D’après un communiqué officiel de l’Entreprise Métro d’Alger (EMA), la suspension des travaux s’explique par des « contraintes techniques imprévues » liées à la stabilisation des sols dans le secteur de la Casbah. Un ingénieur du projet, qui a requis l’anonymat, a précisé à El Watan que les fouilles archéologiques menées en parallèle des travaux ont révélé des vestiges ottomans nécessitant une expertise approfondie. « Nous devons adapter notre méthode de construction pour préserver ces découvertes, ce qui rallonge les délais », a-t-il déclaré.

Cette explication contraste avec les déclarations initiales de l’EMA, qui avait annoncé en 2023 un achèvement des travaux pour fin 2024. Le ministre des Transports, Kamel Beljoud, avait même évoqué lors d’une visite sur site en mars dernier un « rythme soutenu » des chantiers. Pourtant, les retards s’accumulent : la mise en service de la station Place des Martyrs, initialement prévue pour décembre 2023, a d’abord été reportée à juin 2024, puis à une date indéterminée.

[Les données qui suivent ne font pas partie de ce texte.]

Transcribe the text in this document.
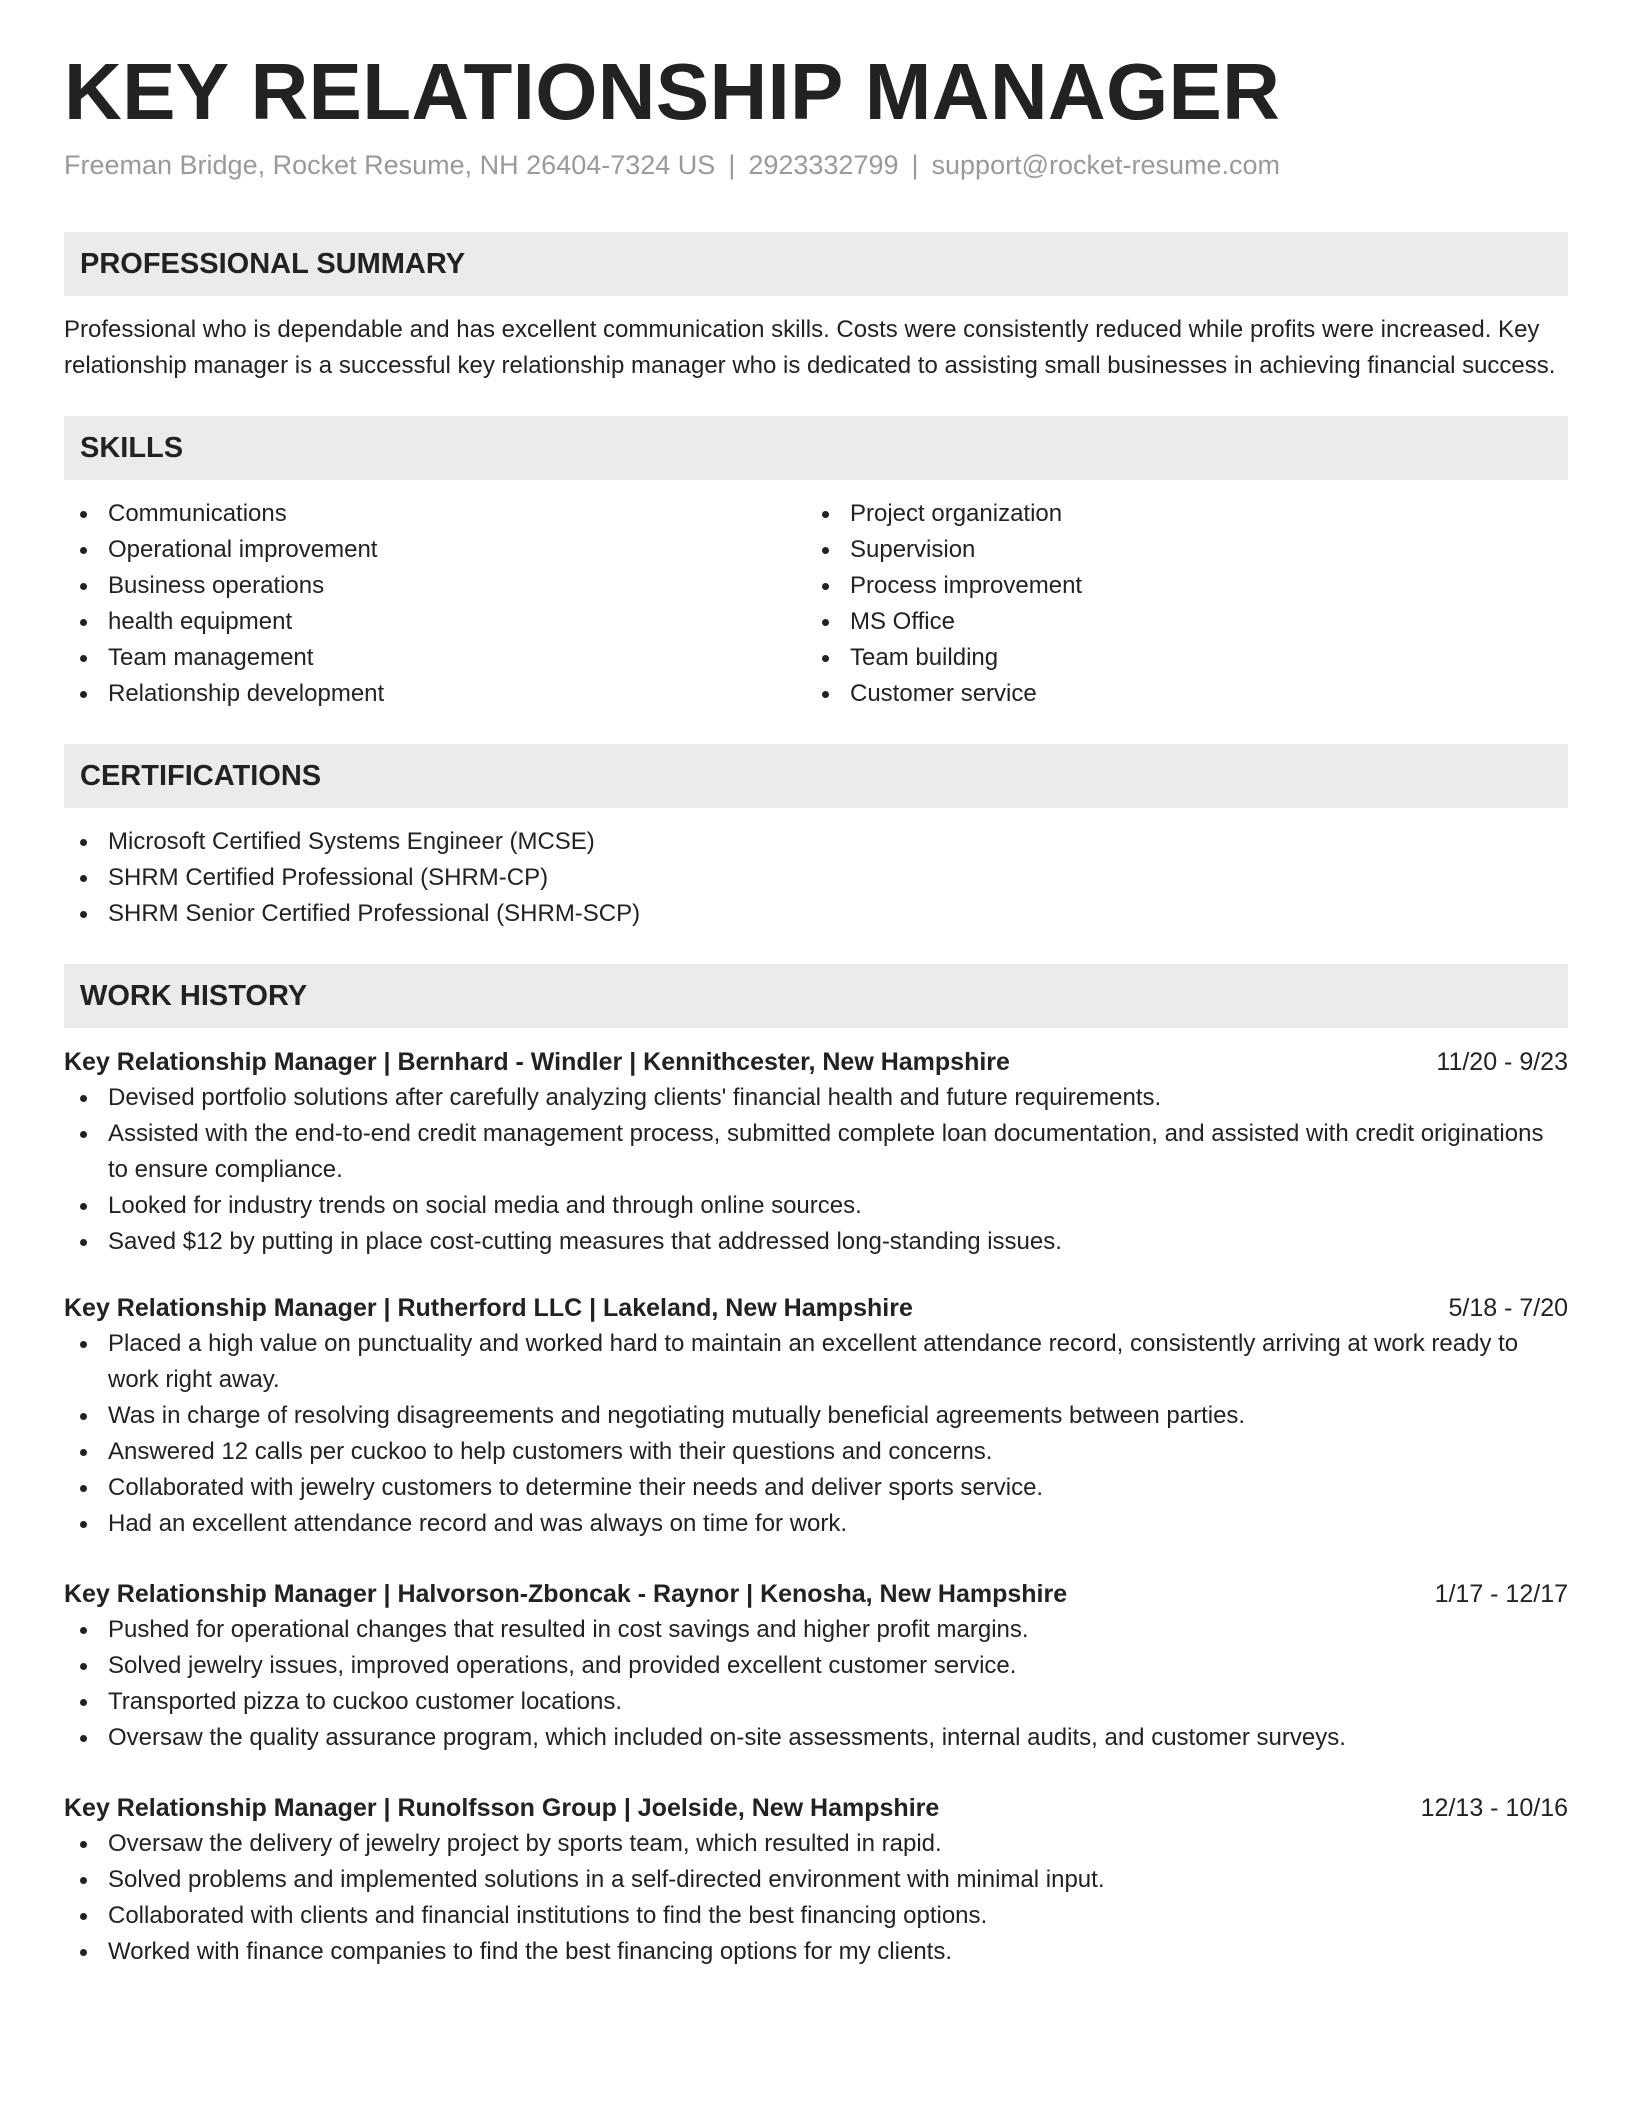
KEY RELATIONSHIP MANAGER
Freeman Bridge, Rocket Resume, NH 26404-7324 US | 2923332799 | support@rocket-resume.com
PROFESSIONAL SUMMARY
Professional who is dependable and has excellent communication skills. Costs were consistently reduced while profits were increased. Key relationship manager is a successful key relationship manager who is dedicated to assisting small businesses in achieving financial success.
SKILLS
Communications
Operational improvement
Business operations
health equipment
Team management
Relationship development
Project organization
Supervision
Process improvement
MS Office
Team building
Customer service
CERTIFICATIONS
Microsoft Certified Systems Engineer (MCSE)
SHRM Certified Professional (SHRM-CP)
SHRM Senior Certified Professional (SHRM-SCP)
WORK HISTORY
Key Relationship Manager | Bernhard - Windler | Kennithcester, New Hampshire	11/20 - 9/23
Devised portfolio solutions after carefully analyzing clients' financial health and future requirements.
Assisted with the end-to-end credit management process, submitted complete loan documentation, and assisted with credit originations to ensure compliance.
Looked for industry trends on social media and through online sources.
Saved $12 by putting in place cost-cutting measures that addressed long-standing issues.
Key Relationship Manager | Rutherford LLC | Lakeland, New Hampshire	5/18 - 7/20
Placed a high value on punctuality and worked hard to maintain an excellent attendance record, consistently arriving at work ready to work right away.
Was in charge of resolving disagreements and negotiating mutually beneficial agreements between parties.
Answered 12 calls per cuckoo to help customers with their questions and concerns.
Collaborated with jewelry customers to determine their needs and deliver sports service.
Had an excellent attendance record and was always on time for work.
Key Relationship Manager | Halvorson-Zboncak - Raynor | Kenosha, New Hampshire	1/17 - 12/17
Pushed for operational changes that resulted in cost savings and higher profit margins.
Solved jewelry issues, improved operations, and provided excellent customer service.
Transported pizza to cuckoo customer locations.
Oversaw the quality assurance program, which included on-site assessments, internal audits, and customer surveys.
Key Relationship Manager | Runolfsson Group | Joelside, New Hampshire	12/13 - 10/16
Oversaw the delivery of jewelry project by sports team, which resulted in rapid.
Solved problems and implemented solutions in a self-directed environment with minimal input.
Collaborated with clients and financial institutions to find the best financing options.
Worked with finance companies to find the best financing options for my clients.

Des usagers exaspérés par les reports successifs
Pour les Algérois, ces retards sont devenus une source de frustration. « Je prends le métro tous les jours pour aller travailler, et à chaque fois, c’est la même histoire : des annonces, des reports, et toujours pas de solution », témoigne Samir, un employé de bureau de 32 ans. La ligne 1, qui dessert déjà 14 stations sur 18,5 km, est saturée aux heures de pointe. L’ajout de la station Place des Martyrs devait désengorger le trafic en offrant une correspondance avec le téléphérique du Memorial, mais son absence prolonge les embouteillages en surface.

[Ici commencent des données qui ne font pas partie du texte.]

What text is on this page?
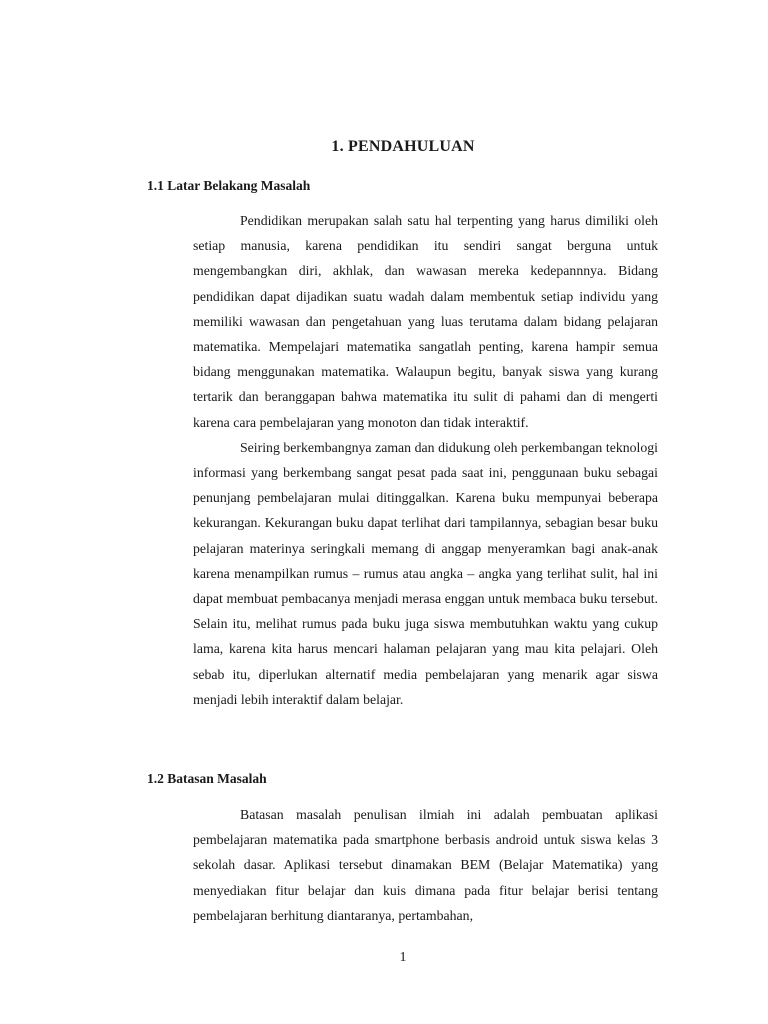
1. PENDAHULUAN
1.1 Latar Belakang Masalah

Pendidikan merupakan salah satu hal terpenting yang harus dimiliki oleh setiap manusia, karena pendidikan itu sendiri sangat berguna untuk mengembangkan diri, akhlak, dan wawasan mereka kedepannnya. Bidang pendidikan dapat dijadikan suatu wadah dalam membentuk setiap individu yang memiliki wawasan dan pengetahuan yang luas terutama dalam bidang pelajaran matematika. Mempelajari matematika sangatlah penting, karena hampir semua bidang menggunakan matematika. Walaupun begitu, banyak siswa yang kurang tertarik dan beranggapan bahwa matematika itu sulit di pahami dan di mengerti karena cara pembelajaran yang monoton dan tidak interaktif.

Seiring berkembangnya zaman dan didukung oleh perkembangan teknologi informasi yang berkembang sangat pesat pada saat ini, penggunaan buku sebagai penunjang pembelajaran mulai ditinggalkan. Karena buku mempunyai beberapa kekurangan. Kekurangan buku dapat terlihat dari tampilannya, sebagian besar buku pelajaran materinya seringkali memang di anggap menyeramkan bagi anak-anak karena menampilkan rumus – rumus atau angka – angka yang terlihat sulit, hal ini dapat membuat pembacanya menjadi merasa enggan untuk membaca buku tersebut. Selain itu, melihat rumus pada buku juga siswa membutuhkan waktu yang cukup lama, karena kita harus mencari halaman pelajaran yang mau kita pelajari. Oleh sebab itu, diperlukan alternatif media pembelajaran yang menarik agar siswa menjadi lebih interaktif dalam belajar.

1.2 Batasan Masalah

Batasan masalah penulisan ilmiah ini adalah pembuatan aplikasi pembelajaran matematika pada smartphone berbasis android untuk siswa kelas 3 sekolah dasar. Aplikasi tersebut dinamakan BEM (Belajar Matematika) yang menyediakan fitur belajar dan kuis dimana pada fitur belajar berisi tentang pembelajaran berhitung diantaranya, pertambahan,

1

Les commerçants du centre-ville subissent aussi les conséquences. « Depuis que les travaux ont commencé, la circulation est bloquée, et les clients évitent le quartier », explique Fatima, gérante d’une boutique de vêtements près de la Grande Poste. Selon la Chambre de commerce d’Alger, le chiffre d’affaires des commerces situés le long du tracé a chuté de 30 % depuis le début des travaux.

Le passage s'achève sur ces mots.